Achieving open justice in criminal cases where the victim is the defendant’s own child can be challenging.
Courts often impose anonymity orders willy-nilly under Section 39 of the Children and Young Persons Act 1933 in such cases to prevent identification of the child.
Leaving aside the question of inappropriate orders, where the child is too young to be affected by publicity or is not actually concerned in the proceedings, one major problem is that such orders may result in undeserved anonymity for the adult offender as well as the child, contrary to open justice principles.
It is the broad ambit of a run-of-the-mill Section 39 order that causes the difficulty. But perseverance in challenging such restrictions can pay dividends, as the Lincolnshire Echo found this month in a child cruelty case.
The standard wording of a Section 39 order bans the media from revealing the name, address, school or any picture of the child concerned in the proceedings.
Significantly, it also bans the publication of ‘any particulars’that are likely to lead, indirectly, to the child’s identification.
There’s the rub. If the adult offender is named in press reports in accordance with open justice, and particulars of the allegation are included, such as ‘assault on a three-year-old boy in a bedroom”, the child victim is likely to be identifiable to at least those who know that the defendant has a young son – thereby technically breaching the Section 39 order.
However, the recent prosecution of 22-year-old Kelly Tollerton at Lincoln Crown Court for child cruelty after she left her two-year-old son home alone and went out with her boyfriend, showed the merit of journalists persistently chipping away at such widely-drawn Section 39 orders.
Parts of the media named Tollerton at the outset, riskily revealing that she was accused of leaving a child alone at a flat.
The judge initially said identifying her in reports would lead to the identification of the child, breaching the restriction.
But after renewed representations by the Press Association, joined by the BBC, the judge conceded that Tollerton could be named albeit that the mother-son relationship must not be.

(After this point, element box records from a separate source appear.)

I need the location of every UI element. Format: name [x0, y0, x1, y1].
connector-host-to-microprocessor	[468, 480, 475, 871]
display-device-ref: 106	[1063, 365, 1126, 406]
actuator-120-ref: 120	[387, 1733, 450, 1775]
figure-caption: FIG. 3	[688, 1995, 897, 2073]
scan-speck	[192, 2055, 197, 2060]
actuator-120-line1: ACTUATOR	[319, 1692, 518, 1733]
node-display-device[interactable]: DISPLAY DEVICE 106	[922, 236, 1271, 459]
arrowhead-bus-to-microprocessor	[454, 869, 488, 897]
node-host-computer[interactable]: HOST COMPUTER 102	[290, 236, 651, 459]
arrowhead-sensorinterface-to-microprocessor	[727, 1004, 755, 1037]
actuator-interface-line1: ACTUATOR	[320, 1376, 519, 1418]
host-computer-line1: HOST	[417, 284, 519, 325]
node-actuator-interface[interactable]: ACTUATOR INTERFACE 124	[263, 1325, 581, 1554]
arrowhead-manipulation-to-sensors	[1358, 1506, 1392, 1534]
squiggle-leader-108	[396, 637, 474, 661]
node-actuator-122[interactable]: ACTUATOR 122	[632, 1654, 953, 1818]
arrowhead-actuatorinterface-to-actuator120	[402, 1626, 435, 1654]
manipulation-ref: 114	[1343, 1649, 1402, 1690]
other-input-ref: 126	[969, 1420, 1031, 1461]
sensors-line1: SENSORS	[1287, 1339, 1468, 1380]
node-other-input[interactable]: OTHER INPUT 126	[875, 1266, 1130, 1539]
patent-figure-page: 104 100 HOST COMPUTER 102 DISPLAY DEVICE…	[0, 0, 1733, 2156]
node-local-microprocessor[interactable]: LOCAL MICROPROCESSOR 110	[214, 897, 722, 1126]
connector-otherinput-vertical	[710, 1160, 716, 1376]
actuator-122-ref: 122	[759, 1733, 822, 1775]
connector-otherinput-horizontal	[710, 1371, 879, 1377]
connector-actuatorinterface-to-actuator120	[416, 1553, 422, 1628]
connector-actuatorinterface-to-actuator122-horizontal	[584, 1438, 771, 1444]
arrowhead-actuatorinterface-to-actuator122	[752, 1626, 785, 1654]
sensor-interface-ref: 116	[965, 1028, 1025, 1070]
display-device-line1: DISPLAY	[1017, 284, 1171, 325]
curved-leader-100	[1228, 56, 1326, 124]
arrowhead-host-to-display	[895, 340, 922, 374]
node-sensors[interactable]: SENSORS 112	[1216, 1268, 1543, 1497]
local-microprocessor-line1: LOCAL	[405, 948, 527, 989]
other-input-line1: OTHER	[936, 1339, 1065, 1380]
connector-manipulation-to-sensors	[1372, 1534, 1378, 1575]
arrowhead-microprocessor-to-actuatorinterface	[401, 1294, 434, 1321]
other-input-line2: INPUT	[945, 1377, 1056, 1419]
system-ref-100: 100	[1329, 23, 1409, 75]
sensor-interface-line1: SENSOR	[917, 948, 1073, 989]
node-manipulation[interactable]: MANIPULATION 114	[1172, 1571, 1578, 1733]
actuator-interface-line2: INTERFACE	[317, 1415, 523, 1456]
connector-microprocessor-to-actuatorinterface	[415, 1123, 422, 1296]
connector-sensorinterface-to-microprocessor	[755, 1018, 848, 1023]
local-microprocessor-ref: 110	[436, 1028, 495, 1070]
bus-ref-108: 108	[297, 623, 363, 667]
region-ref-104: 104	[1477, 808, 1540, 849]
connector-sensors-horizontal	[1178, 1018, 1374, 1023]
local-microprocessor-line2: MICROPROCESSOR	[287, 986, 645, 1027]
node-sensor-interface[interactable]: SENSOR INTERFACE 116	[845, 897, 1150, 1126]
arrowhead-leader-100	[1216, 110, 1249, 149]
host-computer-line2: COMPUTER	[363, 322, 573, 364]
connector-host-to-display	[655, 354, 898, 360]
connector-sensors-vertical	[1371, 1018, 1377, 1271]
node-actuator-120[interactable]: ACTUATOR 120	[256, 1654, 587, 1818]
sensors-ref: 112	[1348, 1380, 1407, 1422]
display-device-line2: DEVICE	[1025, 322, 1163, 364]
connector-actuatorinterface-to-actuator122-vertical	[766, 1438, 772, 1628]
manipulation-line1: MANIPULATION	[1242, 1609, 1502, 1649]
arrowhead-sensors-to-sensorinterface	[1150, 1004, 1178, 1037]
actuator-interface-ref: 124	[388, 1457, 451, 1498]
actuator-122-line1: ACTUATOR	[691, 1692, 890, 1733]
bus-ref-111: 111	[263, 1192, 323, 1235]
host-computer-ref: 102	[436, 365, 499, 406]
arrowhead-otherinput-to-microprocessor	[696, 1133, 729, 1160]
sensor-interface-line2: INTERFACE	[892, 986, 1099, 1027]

The Lincolnshire Echo then tried a different tack. After the jury returned guilty verdicts, the paper persuaded the judge in written submissions to delete from the standard Section 39 wording the troublesome prohibition on revealing ‘any particulars calculated to lead to the identification of the child”.
With that snare gone, the media were free to identify both Tollerton and her relationship to her victim, giving the public a fuller picture of her offences and providing more open justice.
Reporters could still not name her son, who was aged four by the time of the trial, or publish his current address, photograph or any nursery details. But that had never been their focus.
It’s a reminder that asking for orders to be varied rather than lifted entirely can be a useful plan B tactic and that repeated representations about open justice will sometimes be allowed and worthwhile.